T-minus two weeks and counting. Time to get serious about the sketching kit I will take along. Seriously playful, that is.
For the fun of it, I decided to have a try at practicing the style of watercolor I did years ago, no ink, no drawing, just painting. For inspiration I looked through an issue of “the artist “(subtitled “the practical magazine for artists by artists since 1931”).
It is a UK publication (click here for subscription info) and I love everything I read in it. Even the articles about using oil paint, pastels, or other media have nuggets of wisdom on every page. I’m currently reading an issue from Summer 2016 and studying an article written by John Somerscales. This shot is of the article and the preliminary stage of my little painting- hopefully it will get better without getting overworked.
Palette Quandary Resolved!
As I worked along, I realized I had finally solved the problem I’d had with the metal 18-color palette shown here. I love this little palette, but in the past I never felt like I had quite enough room to mix and test out the colors I was creating, or to mix a pool of color for a large wash like a sky. I didn’t want to have to carry a bigger palette either. Voila! A cheap add-on of a small plastic mixing tray (shown above) and problem solved. Rubber-banded together it travels easily in my little kit.
Can Choosing The Paper Size Be As Simple?
My writing journal for the trip is 6″ x 8″, and already contains notes about the itinerary, points of interest, and historical tidbits. I will use it daily on the trip as well, filling it with stories, doodles, and gluing in a ticket or token here and there. The paper is heavy enough for writing, dry sketching, and adding a tiny bit of watercolor, but only if I am very careful to not flood the paper enough to make it buckle or weep through to the next page. Because of that one drawback, I wanted to carry watercolor paper as well, but I didn’t want to have an entire second sketchbook going either. What to do?
I have kept a journal/datebook from as far back as I can recall, and recently I have begun recycling the covers. At the end of each year as a ritual I suppose, I reread my journal, ripping out and saving the pages that contain memorable passages or insights, then I usually throw out the rest of the journal. But this book was different. From 2007, I just loved the cover too much, and the elastic closure. So I ripped out the guts, thinking, “This will come in handy for something someday.” Someday was 11 years later.

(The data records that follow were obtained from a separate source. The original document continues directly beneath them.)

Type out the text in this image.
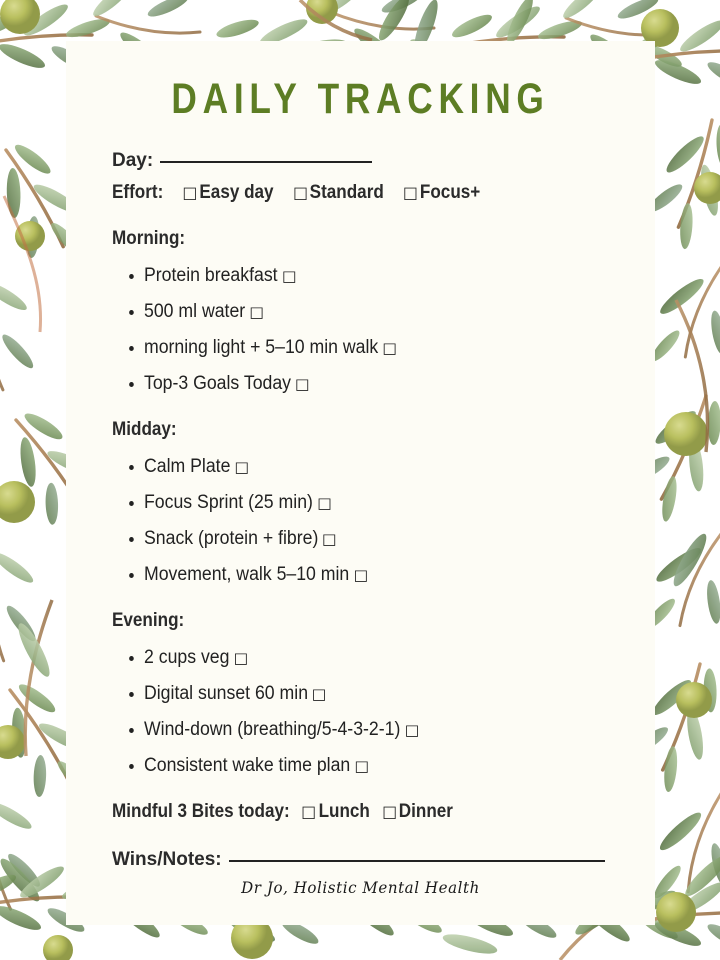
DAILY TRACKING
Day:
Effort: □ Easy day □ Standard □ Focus+
Morning:
Protein breakfast □
500 ml water □
morning light + 5–10 min walk □
Top-3 Goals Today □
Midday:
Calm Plate □
Focus Sprint (25 min) □
Snack (protein + fibre) □
Movement, walk 5–10 min □
Evening:
2 cups veg □
Digital sunset 60 min □
Wind-down (breathing/5-4-3-2-1) □
Consistent wake time plan □
Mindful 3 Bites today: □ Lunch □ Dinner
Wins/Notes:
Dr Jo, Holistic Mental Health
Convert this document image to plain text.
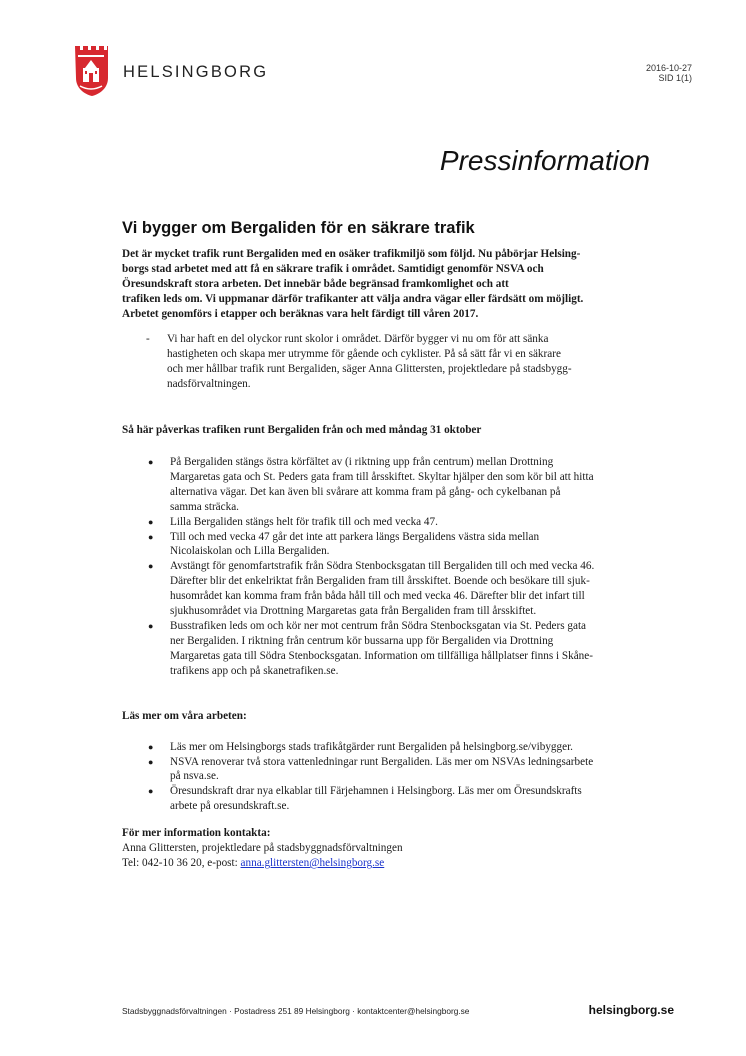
HELSINGBORG	2016-10-27
SID 1(1)
Pressinformation
Vi bygger om Bergaliden för en säkrare trafik

Det är mycket trafik runt Bergaliden med en osäker trafikmiljö som följd. Nu påbörjar Helsing-
borgs stad arbetet med att få en säkrare trafik i området. Samtidigt genomför NSVA och
Öresundskraft stora arbeten. Det innebär både begränsad framkomlighet och att
trafiken leds om. Vi uppmanar därför trafikanter att välja andra vägar eller färdsätt om möjligt.
Arbetet genomförs i etapper och beräknas vara helt färdigt till våren 2017.

- Vi har haft en del olyckor runt skolor i området. Därför bygger vi nu om för att sänka
hastigheten och skapa mer utrymme för gående och cyklister. På så sätt får vi en säkrare
och mer hållbar trafik runt Bergaliden, säger Anna Glittersten, projektledare på stadsbygg-
nadsförvaltningen.

Så här påverkas trafiken runt Bergaliden från och med måndag 31 oktober

● På Bergaliden stängs östra körfältet av (i riktning upp från centrum) mellan Drottning
Margaretas gata och St. Peders gata fram till årsskiftet. Skyltar hjälper den som kör bil att hitta
alternativa vägar. Det kan även bli svårare att komma fram på gång- och cykelbanan på
samma sträcka.
● Lilla Bergaliden stängs helt för trafik till och med vecka 47.
● Till och med vecka 47 går det inte att parkera längs Bergalidens västra sida mellan
Nicolaiskolan och Lilla Bergaliden.
● Avstängt för genomfartstrafik från Södra Stenbocksgatan till Bergaliden till och med vecka 46.
Därefter blir det enkelriktat från Bergaliden fram till årsskiftet. Boende och besökare till sjuk-
husområdet kan komma fram från båda håll till och med vecka 46. Därefter blir det infart till
sjukhusområdet via Drottning Margaretas gata från Bergaliden fram till årsskiftet.
● Busstrafiken leds om och kör ner mot centrum från Södra Stenbocksgatan via St. Peders gata
ner Bergaliden. I riktning från centrum kör bussarna upp för Bergaliden via Drottning
Margaretas gata till Södra Stenbocksgatan. Information om tillfälliga hållplatser finns i Skåne-
trafikens app och på skanetrafiken.se.

Läs mer om våra arbeten:

● Läs mer om Helsingborgs stads trafikåtgärder runt Bergaliden på helsingborg.se/vibygger.
● NSVA renoverar två stora vattenledningar runt Bergaliden. Läs mer om NSVAs ledningsarbete
på nsva.se.
● Öresundskraft drar nya elkablar till Färjehamnen i Helsingborg. Läs mer om Öresundskrafts
arbete på oresundskraft.se.
För mer information kontakta:
Anna Glittersten, projektledare på stadsbyggnadsförvaltningen
Tel: 042-10 36 20, e-post: anna.glittersten@helsingborg.se
Stadsbyggnadsförvaltningen · Postadress 251 89 Helsingborg · kontaktcenter@helsingborg.se	helsingborg.se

Inside this small 5″x 7″ folder, I now have individual loose sheets of various brands of watercolor paper: Arches 140#, handmade Indian paper, and Strathmore postcards.
All I have to do is pull out the paper I feel like using each day, close up the elastic so the rest of the sheets are secure, and use white putty/Blu-Tack on the back to hold the piece of watercolor paper in place. Works like a charm! And it also rubber-bands perfectly to the slightly larger writing journal I have started.
So this is where I ended up. A bit overworked, but that’s okay. It felt so good to be able to enjoy every minute, no fighting with my tools at all.
So, are you running for your sketchbook yet? Onward!